J’ai brusquement levé la tête en entendant une voix familière :

— Monsieur le président ! Pourrais-je demander à l’honorable assistance de m’accorder quelques instants de son attention ?

J’ai jeté un coup d’œil autour de moi. Le professeur Bernardo de La Paz – j’aurais pu deviner qu’il s’agissait de lui, même si je n’avais pas reconnu sa voix, rien qu’à sa manière désuète de s’exprimer. Un homme distingué, avec des cheveux blancs ondulés, des fossettes, une voix souriante ; je ne connaissais pas son âge, mais il était déjà vieux quand je l’avais rencontré pour la première fois, tout enfant.

Il avait été déporté avant ma naissance, en tant qu’exilé politique. Un peu comme le Gardien, mais en plus subversif : au lieu d’avoir une aussi bonne planque que ce dernier, le professeur avait tout simplement été balancé sur Luna, et il pouvait, au choix, gagner sa vie ou bien crever de faim.

Il aurait naturellement pu trouver du travail dans n’importe quelle école de L City, mais il n’en avait pas cherché. D’après ce que j’avais entendu dire, il avait fait la plonge pendant un certain temps avant de garder des enfants, ce qui l’avait amené à créer une nursery. Quand je l’avais rencontré, il dirigeait une crèche, ainsi qu’un externat et un internat s’étendant du jardin d’enfants au lycée en passant par l’école primaire et le collège ; il employait une trentaine de professeurs, tous cooptés, et proposait même des cours universitaires.

Je n’avais jamais vécu en tant que pensionnaire dans son établissement mais j’y avais étudié.

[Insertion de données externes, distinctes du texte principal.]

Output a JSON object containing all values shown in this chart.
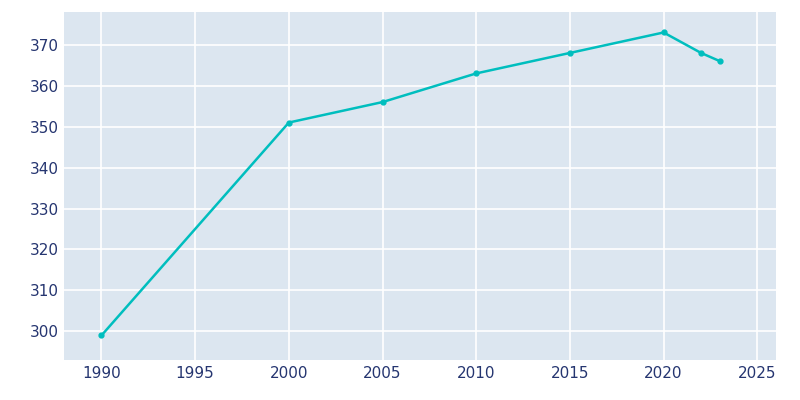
{
  "years": [
    1990,
    2000,
    2005,
    2010,
    2015,
    2020,
    2022,
    2023
  ],
  "population": [
    299,
    351,
    356,
    363,
    368,
    373,
    368,
    366
  ],
  "line_color": "#00BEBE",
  "plot_bg_color": "#dce6f0",
  "fig_bg_color": "#ffffff",
  "grid_color": "#ffffff",
  "tick_color": "#253570",
  "ylim": [
    293,
    378
  ],
  "xlim": [
    1988,
    2026
  ],
  "yticks": [
    300,
    310,
    320,
    330,
    340,
    350,
    360,
    370
  ],
  "xticks": [
    1990,
    1995,
    2000,
    2005,
    2010,
    2015,
    2020,
    2025
  ],
  "linewidth": 1.8,
  "marker": "o",
  "markersize": 3.5,
  "tick_fontsize": 11
}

On m’avait opté à quatorze ans ; ma nouvelle famille m’avait envoyé à l’école, où je n’étais jusqu’alors allé que pendant trois ans, sans parler de l’enseignement que j’avais pu glaner ici ou là. Femme autoritaire, mon épouse aînée ne m’avait pas laissé le choix.

J’aimais Prof. Il était capable d’enseigner n’importe quoi. Et il pouvait bien ne rien y connaître, si un élève voulait apprendre quelque chose, il souriait, établissait son tarif puis réunissait les éléments nécessaires et commençait quelques leçons ; ou s’arrêtait presque tout de suite s’il trouvait la matière trop ardue. Il ne prétendait jamais en connaître davantage qu’il ne savait réellement. C’est avec lui que j’avais appris l’algèbre ; au moment où nous en étions arrivés à étudier les racines cubiques, je corrigeais aussi souvent ses problèmes que lui les miens, ce qui ne l’empêchait pas de continuer ses leçons avec le même enthousiasme.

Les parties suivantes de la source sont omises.